21.   Plaintiff asserts in passing that if Defendant's claim for overpayment is allowed to proceed, then Plaintiff's claim based on the August 20, 2008 modification should also be permitted. Specifically, Plaintiff argued below that Defendant provided no consideration for the price concession and in fact achieved it by duress. Even if Plaintiff's passing reference sufficiently raises this argument on appeal, we readily dispose of Plaintiff's claim. As the district court explained:[Plaintiff's] argument is not persuasive. The consideration provided by [Defendant] was that it agreed to accept the barrels containing less emu oil, and “the mere fact that a person enters into a contract as a result of the nature of business circumstances, financial embarrassment, or economic necessity is not sufficient [for a claim of duress].” A-T-O, Inc. v. Stratton & Co., Inc., 486 F. Supp. 1323, 1325 (N.D. Ga. 1980).

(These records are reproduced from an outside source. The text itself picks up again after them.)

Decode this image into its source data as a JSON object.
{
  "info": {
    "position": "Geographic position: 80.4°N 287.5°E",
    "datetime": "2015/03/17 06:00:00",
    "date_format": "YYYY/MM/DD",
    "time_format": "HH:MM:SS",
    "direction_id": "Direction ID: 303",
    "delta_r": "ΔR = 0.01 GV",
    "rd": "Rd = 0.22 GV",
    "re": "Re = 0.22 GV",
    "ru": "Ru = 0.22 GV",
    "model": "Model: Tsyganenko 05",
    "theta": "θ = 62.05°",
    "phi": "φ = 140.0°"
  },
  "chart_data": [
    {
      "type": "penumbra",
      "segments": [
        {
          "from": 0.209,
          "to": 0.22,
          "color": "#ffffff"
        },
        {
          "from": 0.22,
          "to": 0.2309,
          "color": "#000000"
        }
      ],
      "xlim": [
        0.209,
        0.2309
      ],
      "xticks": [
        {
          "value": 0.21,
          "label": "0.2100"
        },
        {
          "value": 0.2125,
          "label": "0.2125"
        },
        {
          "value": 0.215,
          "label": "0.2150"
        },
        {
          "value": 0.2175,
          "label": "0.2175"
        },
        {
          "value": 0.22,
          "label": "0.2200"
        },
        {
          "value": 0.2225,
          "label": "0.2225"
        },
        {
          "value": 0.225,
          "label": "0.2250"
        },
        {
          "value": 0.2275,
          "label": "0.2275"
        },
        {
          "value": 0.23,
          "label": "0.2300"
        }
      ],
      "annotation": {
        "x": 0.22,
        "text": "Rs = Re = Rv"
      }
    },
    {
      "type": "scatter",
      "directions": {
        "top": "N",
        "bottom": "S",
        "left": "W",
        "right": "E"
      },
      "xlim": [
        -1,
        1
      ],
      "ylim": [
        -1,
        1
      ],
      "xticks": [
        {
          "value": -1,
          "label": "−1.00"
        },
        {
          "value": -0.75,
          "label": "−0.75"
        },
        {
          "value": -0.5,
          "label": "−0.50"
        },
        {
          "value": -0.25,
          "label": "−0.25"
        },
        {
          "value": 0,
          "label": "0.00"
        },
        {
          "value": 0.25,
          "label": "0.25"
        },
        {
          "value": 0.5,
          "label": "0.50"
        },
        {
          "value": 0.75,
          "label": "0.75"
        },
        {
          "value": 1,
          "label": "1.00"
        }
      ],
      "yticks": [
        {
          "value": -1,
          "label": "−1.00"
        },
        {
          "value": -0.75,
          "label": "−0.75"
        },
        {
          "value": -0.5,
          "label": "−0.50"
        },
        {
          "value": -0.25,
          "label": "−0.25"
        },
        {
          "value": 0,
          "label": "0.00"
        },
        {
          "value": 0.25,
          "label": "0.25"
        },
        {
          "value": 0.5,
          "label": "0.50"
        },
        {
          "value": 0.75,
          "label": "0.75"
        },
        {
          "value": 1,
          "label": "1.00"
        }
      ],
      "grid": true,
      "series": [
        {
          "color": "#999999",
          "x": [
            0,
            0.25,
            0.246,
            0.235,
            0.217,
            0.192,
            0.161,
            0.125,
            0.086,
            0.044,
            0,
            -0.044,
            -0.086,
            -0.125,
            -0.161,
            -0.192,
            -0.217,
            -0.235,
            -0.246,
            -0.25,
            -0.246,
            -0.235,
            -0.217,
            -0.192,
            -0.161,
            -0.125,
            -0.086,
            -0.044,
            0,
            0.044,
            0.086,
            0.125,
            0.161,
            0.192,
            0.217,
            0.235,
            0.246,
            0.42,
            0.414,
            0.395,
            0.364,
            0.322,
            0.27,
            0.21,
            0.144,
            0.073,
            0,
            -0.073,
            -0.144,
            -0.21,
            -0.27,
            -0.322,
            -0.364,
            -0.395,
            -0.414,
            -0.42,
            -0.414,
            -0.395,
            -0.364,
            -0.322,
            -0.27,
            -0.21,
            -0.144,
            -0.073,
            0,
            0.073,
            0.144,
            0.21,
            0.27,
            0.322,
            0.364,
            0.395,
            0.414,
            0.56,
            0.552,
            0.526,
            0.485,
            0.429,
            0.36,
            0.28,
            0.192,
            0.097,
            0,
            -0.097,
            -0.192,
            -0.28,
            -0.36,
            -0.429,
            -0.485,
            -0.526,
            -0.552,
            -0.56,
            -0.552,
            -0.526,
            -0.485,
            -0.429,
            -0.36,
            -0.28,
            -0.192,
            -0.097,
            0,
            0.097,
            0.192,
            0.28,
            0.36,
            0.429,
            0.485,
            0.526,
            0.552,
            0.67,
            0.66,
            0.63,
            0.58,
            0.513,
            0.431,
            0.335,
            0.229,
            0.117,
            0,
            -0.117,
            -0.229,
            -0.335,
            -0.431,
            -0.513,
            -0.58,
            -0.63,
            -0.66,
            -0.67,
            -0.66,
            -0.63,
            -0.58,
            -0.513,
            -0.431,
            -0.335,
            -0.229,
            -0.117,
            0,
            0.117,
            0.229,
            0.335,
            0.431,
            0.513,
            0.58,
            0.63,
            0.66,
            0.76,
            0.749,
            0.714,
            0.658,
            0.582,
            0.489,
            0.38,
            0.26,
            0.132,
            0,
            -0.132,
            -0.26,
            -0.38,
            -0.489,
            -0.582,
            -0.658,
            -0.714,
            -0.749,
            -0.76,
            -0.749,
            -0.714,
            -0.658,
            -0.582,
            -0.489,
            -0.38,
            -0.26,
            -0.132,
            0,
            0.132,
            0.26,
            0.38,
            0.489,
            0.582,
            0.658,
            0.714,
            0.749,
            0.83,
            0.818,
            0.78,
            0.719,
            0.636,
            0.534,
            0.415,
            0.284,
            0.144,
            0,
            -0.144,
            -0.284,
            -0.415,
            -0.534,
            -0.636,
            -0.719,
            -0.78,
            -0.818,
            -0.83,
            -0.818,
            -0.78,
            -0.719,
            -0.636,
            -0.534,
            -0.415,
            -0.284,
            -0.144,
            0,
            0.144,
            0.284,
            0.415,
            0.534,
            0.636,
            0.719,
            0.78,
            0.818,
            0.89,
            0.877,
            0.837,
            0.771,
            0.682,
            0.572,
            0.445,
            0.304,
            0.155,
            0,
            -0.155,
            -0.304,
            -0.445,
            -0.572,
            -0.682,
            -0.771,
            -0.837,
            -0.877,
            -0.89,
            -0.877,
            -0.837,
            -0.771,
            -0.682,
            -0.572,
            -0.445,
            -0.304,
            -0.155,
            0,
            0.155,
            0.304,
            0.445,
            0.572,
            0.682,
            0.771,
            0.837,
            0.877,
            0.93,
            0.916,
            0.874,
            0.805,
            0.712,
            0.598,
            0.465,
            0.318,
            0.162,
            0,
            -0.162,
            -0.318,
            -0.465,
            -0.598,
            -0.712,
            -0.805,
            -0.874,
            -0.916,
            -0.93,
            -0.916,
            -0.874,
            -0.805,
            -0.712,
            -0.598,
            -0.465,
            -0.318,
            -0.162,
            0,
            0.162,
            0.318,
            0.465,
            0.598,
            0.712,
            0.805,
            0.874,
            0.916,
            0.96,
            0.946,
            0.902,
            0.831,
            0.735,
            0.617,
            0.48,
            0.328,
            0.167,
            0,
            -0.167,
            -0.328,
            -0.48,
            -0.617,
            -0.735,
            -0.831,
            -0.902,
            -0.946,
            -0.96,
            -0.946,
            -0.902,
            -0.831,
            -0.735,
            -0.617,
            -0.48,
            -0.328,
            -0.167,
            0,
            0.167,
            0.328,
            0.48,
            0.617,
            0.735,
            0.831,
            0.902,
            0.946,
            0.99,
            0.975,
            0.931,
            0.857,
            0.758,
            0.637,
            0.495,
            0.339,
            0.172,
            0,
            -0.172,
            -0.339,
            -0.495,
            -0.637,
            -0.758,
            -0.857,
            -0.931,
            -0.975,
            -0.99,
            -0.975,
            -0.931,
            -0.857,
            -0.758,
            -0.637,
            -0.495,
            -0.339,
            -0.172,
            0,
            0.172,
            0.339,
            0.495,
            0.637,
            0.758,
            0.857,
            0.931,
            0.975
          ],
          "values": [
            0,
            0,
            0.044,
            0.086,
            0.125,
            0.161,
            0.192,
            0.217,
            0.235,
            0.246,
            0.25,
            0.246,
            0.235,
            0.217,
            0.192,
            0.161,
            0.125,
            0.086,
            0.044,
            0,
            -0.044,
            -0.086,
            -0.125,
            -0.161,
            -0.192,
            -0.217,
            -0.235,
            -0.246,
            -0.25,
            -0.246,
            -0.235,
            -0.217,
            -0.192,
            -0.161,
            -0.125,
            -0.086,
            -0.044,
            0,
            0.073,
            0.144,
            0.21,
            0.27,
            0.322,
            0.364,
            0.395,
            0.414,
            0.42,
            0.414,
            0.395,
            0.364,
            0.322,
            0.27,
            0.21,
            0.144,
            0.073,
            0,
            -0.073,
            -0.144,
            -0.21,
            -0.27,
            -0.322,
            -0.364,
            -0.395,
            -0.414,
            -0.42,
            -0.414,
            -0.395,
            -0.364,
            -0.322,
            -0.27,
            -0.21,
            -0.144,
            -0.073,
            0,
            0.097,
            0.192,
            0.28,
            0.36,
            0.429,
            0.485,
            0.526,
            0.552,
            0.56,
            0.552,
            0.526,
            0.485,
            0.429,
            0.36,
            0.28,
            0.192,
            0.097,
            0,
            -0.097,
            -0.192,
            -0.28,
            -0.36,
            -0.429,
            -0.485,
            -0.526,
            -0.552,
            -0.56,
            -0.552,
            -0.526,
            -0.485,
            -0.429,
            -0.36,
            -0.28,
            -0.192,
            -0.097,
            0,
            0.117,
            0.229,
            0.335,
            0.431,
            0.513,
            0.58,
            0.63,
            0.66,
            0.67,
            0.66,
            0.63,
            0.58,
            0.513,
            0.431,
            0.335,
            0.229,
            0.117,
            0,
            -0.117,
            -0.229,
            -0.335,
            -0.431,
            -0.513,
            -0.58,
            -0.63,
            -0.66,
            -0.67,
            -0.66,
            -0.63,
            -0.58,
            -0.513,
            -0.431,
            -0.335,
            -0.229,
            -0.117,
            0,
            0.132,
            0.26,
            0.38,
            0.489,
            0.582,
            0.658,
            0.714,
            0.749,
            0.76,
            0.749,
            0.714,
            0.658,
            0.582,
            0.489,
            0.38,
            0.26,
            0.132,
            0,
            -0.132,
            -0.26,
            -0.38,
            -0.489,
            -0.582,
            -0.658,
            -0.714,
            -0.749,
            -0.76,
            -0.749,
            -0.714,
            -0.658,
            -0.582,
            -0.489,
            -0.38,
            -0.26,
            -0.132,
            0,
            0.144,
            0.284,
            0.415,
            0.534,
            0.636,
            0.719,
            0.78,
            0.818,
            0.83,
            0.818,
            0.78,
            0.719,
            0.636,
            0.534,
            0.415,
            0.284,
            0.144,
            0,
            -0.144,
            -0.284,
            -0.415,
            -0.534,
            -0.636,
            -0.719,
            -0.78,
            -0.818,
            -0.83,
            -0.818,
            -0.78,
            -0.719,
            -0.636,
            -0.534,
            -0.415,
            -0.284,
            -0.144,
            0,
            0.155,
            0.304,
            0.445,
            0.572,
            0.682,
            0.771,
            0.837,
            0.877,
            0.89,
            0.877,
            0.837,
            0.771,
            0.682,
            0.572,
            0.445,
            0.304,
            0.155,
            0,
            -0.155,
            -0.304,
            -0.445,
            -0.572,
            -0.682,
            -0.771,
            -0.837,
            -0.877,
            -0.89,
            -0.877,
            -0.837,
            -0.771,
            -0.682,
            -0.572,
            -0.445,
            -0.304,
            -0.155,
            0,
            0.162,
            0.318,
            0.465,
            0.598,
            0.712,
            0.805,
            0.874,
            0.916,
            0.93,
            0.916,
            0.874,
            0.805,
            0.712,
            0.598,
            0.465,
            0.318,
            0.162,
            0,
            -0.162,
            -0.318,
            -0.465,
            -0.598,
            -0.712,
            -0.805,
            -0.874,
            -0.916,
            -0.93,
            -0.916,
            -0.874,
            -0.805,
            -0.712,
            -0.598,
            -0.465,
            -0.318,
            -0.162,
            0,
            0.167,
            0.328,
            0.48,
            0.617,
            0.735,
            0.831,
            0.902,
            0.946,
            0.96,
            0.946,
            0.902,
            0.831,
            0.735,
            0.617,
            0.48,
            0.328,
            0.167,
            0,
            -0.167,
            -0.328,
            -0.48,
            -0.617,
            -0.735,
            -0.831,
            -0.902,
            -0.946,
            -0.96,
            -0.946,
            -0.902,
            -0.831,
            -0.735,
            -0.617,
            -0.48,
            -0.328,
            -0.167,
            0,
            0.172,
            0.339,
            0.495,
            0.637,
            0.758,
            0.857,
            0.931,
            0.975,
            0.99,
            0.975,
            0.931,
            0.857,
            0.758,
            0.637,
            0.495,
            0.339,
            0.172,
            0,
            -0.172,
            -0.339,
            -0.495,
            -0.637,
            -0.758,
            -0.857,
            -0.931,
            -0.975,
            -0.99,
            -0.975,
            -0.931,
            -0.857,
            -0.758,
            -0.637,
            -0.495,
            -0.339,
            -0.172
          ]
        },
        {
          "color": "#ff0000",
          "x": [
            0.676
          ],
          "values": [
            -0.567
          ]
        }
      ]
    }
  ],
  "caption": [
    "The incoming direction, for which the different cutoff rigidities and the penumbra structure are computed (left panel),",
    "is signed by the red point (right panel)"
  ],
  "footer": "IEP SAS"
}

22.   There are other problems with relying on Sengoku. For example, in that opinion, the Ninth Circuit explained that in a trademark-ownership dispute between a manufacturer and distributor, the manufacturer is entitled to a presumption of ownership. Id. at 1220. To track Sengoku's analysis, the district court was forced to assign the titles of “manufacturer” and “distributor” to Plaintiff and Defendant. The district court concluded that Defendant “is more deserving” of the presumption and should therefore be designated the “manufacturer.” Even if this is true, it makes no sense to label Plaintiff a “distributor.”

23.   For example, the district court considered both the Letter of Intent and the Agreement. Because both these contracts were executed after filing, they should not inform an analysis of Plaintiff's rights when Defendant applied for registration.

24.   In Bonner v. City of Prichard, 661 F.2d 1206 (11th Cir. 1981) (en banc), this Court adopted as binding precedent all decisions that the former Fifth Circuit had handed down before the close of business on September 30, 1981. Id. at 1209.

25.   As explained above, on remand, the district court should rule on whether Plaintiff can proceed on its claim for unpaid royalties for sales of six-ounce bottles of Blue Emu.